SALT LAKE CITY – Will Hardy quiere que su equipo cambie la narrativa.

Sí, los Utah Jazz son jóvenes, y eso tiene sus desventajas. Pero Hardy lo ve de otra manera.

«No podemos mirar sólo las desventajas de la juventud», afirmó. «Claro, hay momentos en los que no hemos estado como grupo, y hay una falta de experiencia en ciertas situaciones, pero debemos ser un equipo enérgico. Queremos ser el equipo mejor preparado de la liga. Queremos darle la vuelta a la narrativa. Ser joven tiene aspectos negativos, pero también hay muchos aspectos positivos».

Por una noche, al menos, considere que esa narrativa ha cambiado.

El enérgico y juvenil Jazz derrotó a los veteranos LA Clippers 129-108 para abrir la temporada 2025-26. Y si las primeras impresiones significan algo, es posible que este grupo no sea tan malo como muchos predijeron.

Utah dio una clase magistral en el primer cuarto, logrando una ventaja de 43-19 sobre los visitantes.

Todo encajó en esos primeros 12 minutos.

Lauri Markkanen se deslizó entre las pantallas para lograr baldes fáciles en el aro; Walker Kessler dominó como apostador e incluso derribó un par de triples; Keyonte George mantuvo el balón en movimiento y los precisos pases de grande a grande dieron lugar a un flujo constante de tiros de alto porcentaje; Walter Clayton Jr. se parecía mucho al jugador que llevó a Florida a un título nacional la primavera pasada.

Fue un trimestre de ensueño, lleno de celebraciones en las bancas y coronado por una gran ovación de gran parte del público del Delta Center.

«Tengo más curiosidad por saber cómo fue para los fanáticos», dijo Kyle Filipowski sobre la primera estrofa. «Quiero decir, estoy seguro de que les encantó, y estoy seguro de que también quedaron un poco deslumbrados».

Porque, sí, el Jazz podría haberse sorprendido incluso a sí mismo con lo dominantes que fueron al abrir el año.

«Fue genial. Fue un gran impulso de confianza para nosotros, y también muestra y refleja todo el trabajo que hemos estado haciendo en el verano y en esta pretemporada», dijo Filipowski. «No estamos aquí simplemente para pasar una temporada otra vez. Estamos aquí para competir y estamos aquí para ganar partidos».

Ya consiguieron uno en la columna de victorias.

Kessler terminó con 22 puntos y nueve rebotes, Markkanen añadió 20 puntos y George aportó 16 puntos y nueve asistencias. El Jazz totalizó 38 asistencias y solo 12 pérdidas de balón, una estadística que seguramente le encantará a Hardy.

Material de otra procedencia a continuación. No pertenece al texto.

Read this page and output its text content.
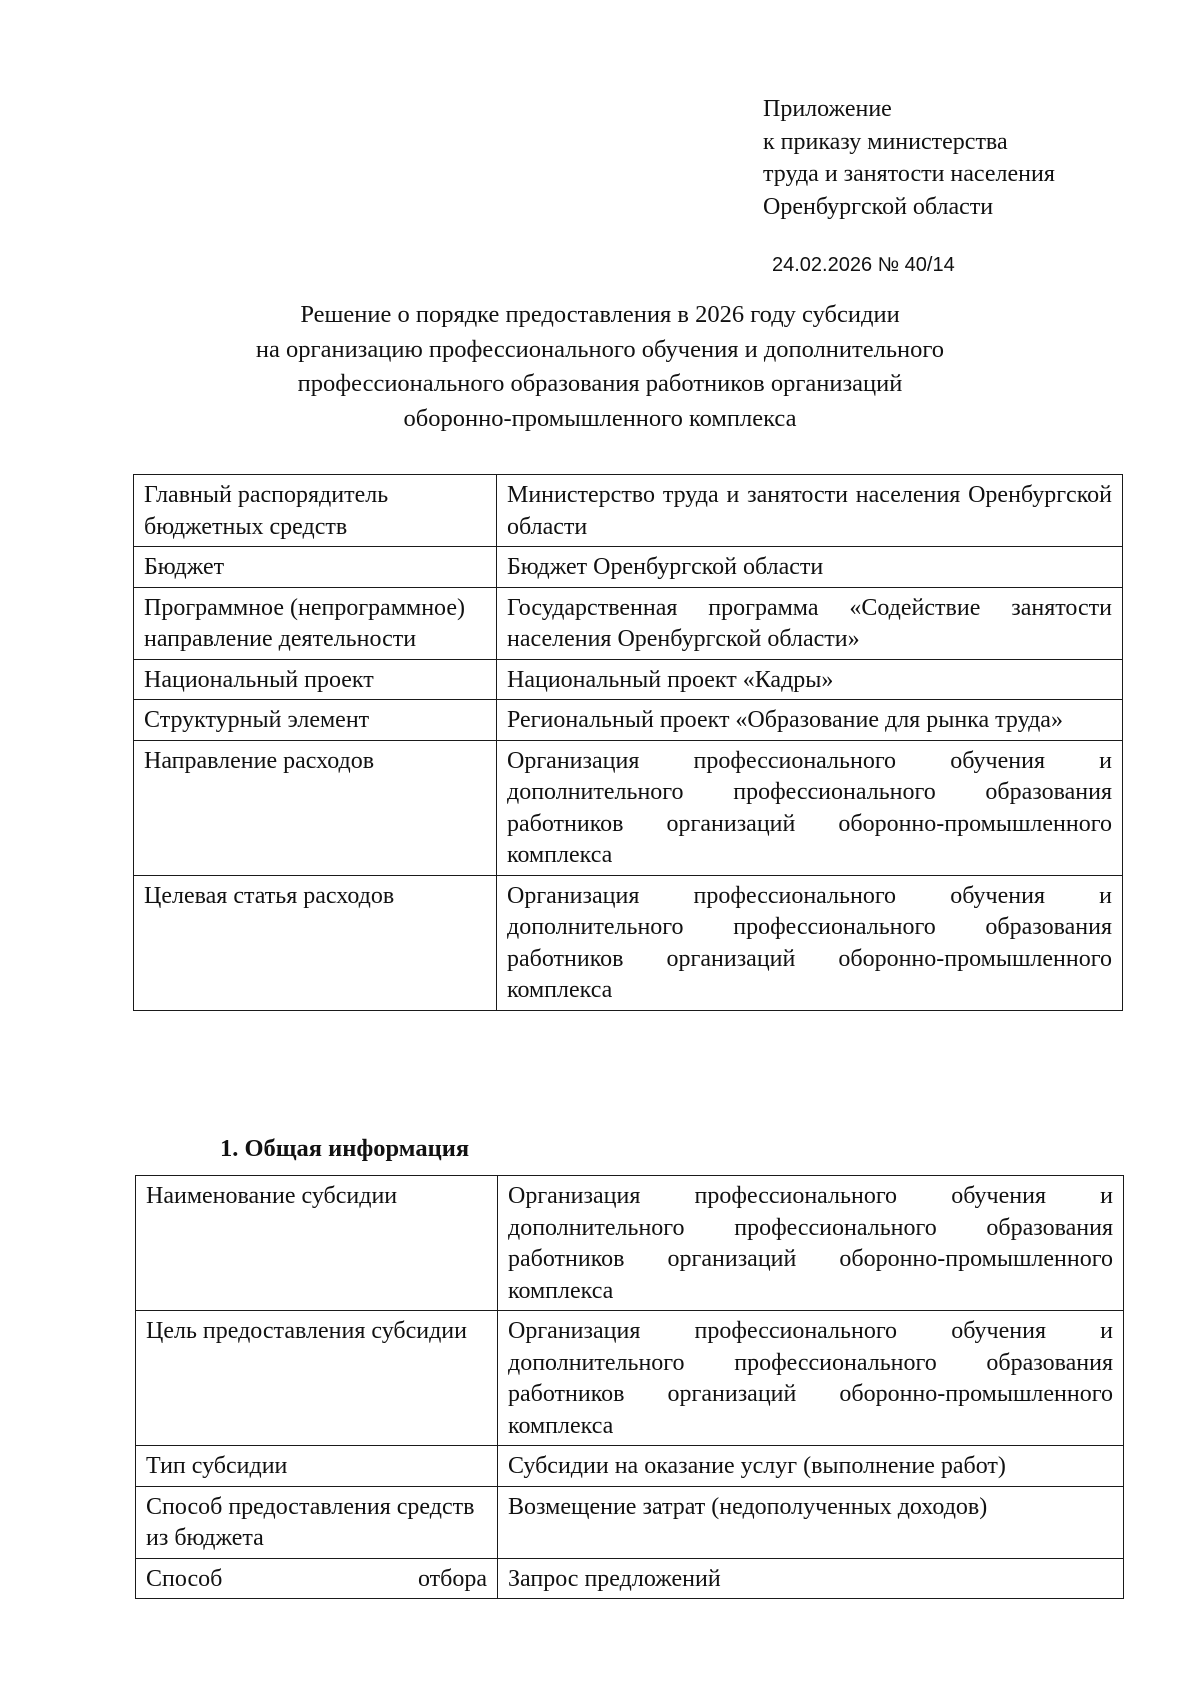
Приложение
к приказу министерства
труда и занятости населения
Оренбургской области
24.02.2026 № 40/14
Решение о порядке предоставления в 2026 году субсидии
на организацию профессионального обучения и дополнительного
профессионального образования работников организаций
оборонно-промышленного комплекса
Главный распорядитель бюджетных средств	Министерство труда и занятости населения Оренбургской области
Бюджет	Бюджет Оренбургской области
Программное (непрограммное) направление деятельности	Государственная программа «Содействие занятости населения Оренбургской области»
Национальный проект	Национальный проект «Кадры»
Структурный элемент	Региональный проект «Образование для рынка труда»
Направление расходов	Организация профессионального обучения и дополнительного профессионального образования работников организаций оборонно-промышленного комплекса
Целевая статья расходов	Организация профессионального обучения и дополнительного профессионального образования работников организаций оборонно-промышленного комплекса
1. Общая информация
Наименование субсидии	Организация профессионального обучения и дополнительного профессионального образования работников организаций оборонно-промышленного комплекса
Цель предоставления субсидии	Организация профессионального обучения и дополнительного профессионального образования работников организаций оборонно-промышленного комплекса
Тип субсидии	Субсидии на оказание услуг (выполнение работ)
Способ предоставления средств из бюджета	Возмещение затрат (недополученных доходов)
Способ отбора	Запрос предложений
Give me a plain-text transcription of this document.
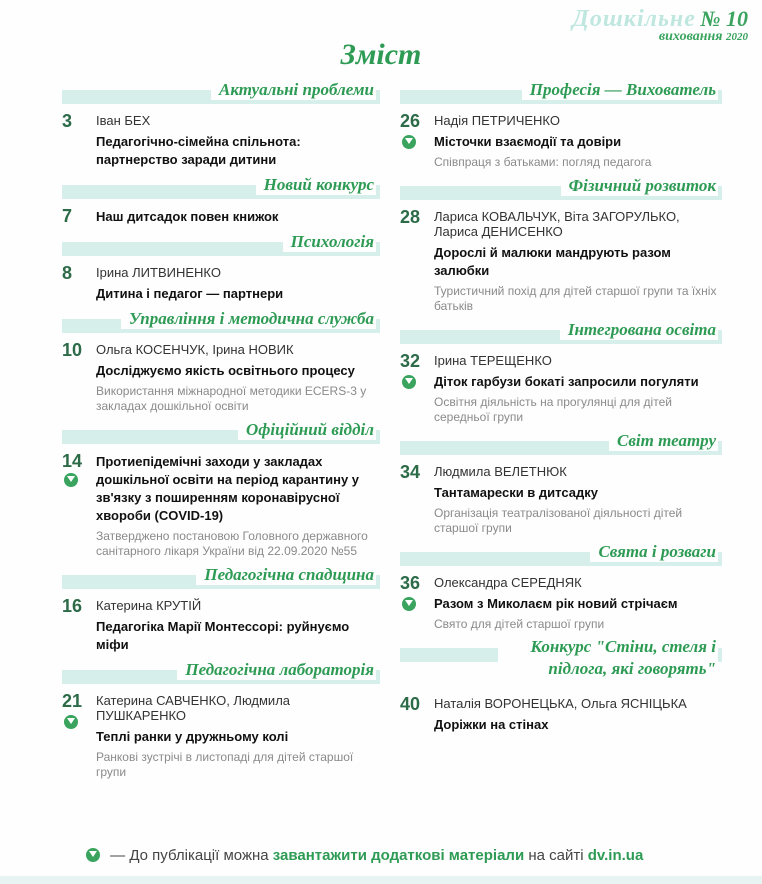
Дошкільне № 10
виховання 2020
Зміст
Актуальні проблеми
3 Іван БЕХ
Педагогічно-сімейна спільнота: партнерство заради дитини
Новий конкурс
7 Наш дитсадок повен книжок
Психологія
8 Ірина ЛИТВИНЕНКО
Дитина і педагог — партнери
Управління і методична служба
10 Ольга КОСЕНЧУК, Ірина НОВИК
Досліджуємо якість освітнього процесу
Використання міжнародної методики ECERS-3 у закладах дошкільної освіти
Офіційний відділ
14 Протиепідемічні заходи у закладах дошкільної освіти на період карантину у зв'язку з поширенням коронавірусної хвороби (COVID-19)
Затверджено постановою Головного державного санітарного лікаря України від 22.09.2020 №55
Педагогічна спадщина
16 Катерина КРУТІЙ
Педагогіка Марії Монтессорі: руйнуємо міфи
Педагогічна лабораторія
21 Катерина САВЧЕНКО, Людмила ПУШКАРЕНКО
Теплі ранки у дружньому колі
Ранкові зустрічі в листопаді для дітей старшої групи
Професія — Вихователь
26 Надія ПЕТРИЧЕНКО
Місточки взаємодії та довіри
Співпраця з батьками: погляд педагога
Фізичний розвиток
28 Лариса КОВАЛЬЧУК, Віта ЗАГОРУЛЬКО, Лариса ДЕНИСЕНКО
Дорослі й малюки мандрують разом залюбки
Туристичний похід для дітей старшої групи та їхніх батьків
Інтегрована освіта
32 Ірина ТЕРЕЩЕНКО
Діток гарбузи бокаті запросили погуляти
Освітня діяльність на прогулянці для дітей середньої групи
Світ театру
34 Людмила ВЕЛЕТНЮК
Тантамарески в дитсадку
Організація театралізованої діяльності дітей старшої групи
Свята і розваги
36 Олександра СЕРЕДНЯК
Разом з Миколаєм рік новий стрічаєм
Свято для дітей старшої групи
Конкурс "Стіни, стеля і підлога, які говорять"
40 Наталія ВОРОНЕЦЬКА, Ольга ЯСНІЦЬКА
Доріжки на стінах
— До публікації можна завантажити додаткові матеріали на сайті dv.in.ua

«Fue una gran victoria de equipo», dijo Hardy.

Y fue un reflejo de cómo quieren jugar los Jazz: mucha energía en defensa, rapidez para correr en transición, muchísimos pases e intensidad implacable.

Esa identidad se forjó este verano a través de entrenamientos extenuantes y se reforzó durante el campo de entrenamiento. Puede que el Jazz no sea el equipo más talentoso o experimentado, por lo que Hardy se aseguró de que estuvieran entre los mejor acondicionados.

«Honestamente, nunca he tenido un campamento como el que hemos tenido desde que estoy en la NBA», dijo George. «Así que nos llevó al límite. Hizo que el juego fuera realmente fácil».

Parecía fácil.

Y divertido también.

Utah lideró hasta por 37 y nunca permitió que los Clippers realizaran una remontada seria.

¿La razón de eso? Quizás la mejor actuación defensiva de la era Hardy.

Después de ocupar el último lugar en la NBA en eficiencia defensiva las últimas dos temporadas, el Jazz parecía transformado. Se apresuraron hacia el balón, obstruyeron las líneas de pase y usaron su tamaño para dominar la pintura. Al iniciar con una gran zona de ataque formada por Markkanen, Filipowski y Kessler, Utah mantuvo a los Clippers en un 44% de tiros y registró 11 robos.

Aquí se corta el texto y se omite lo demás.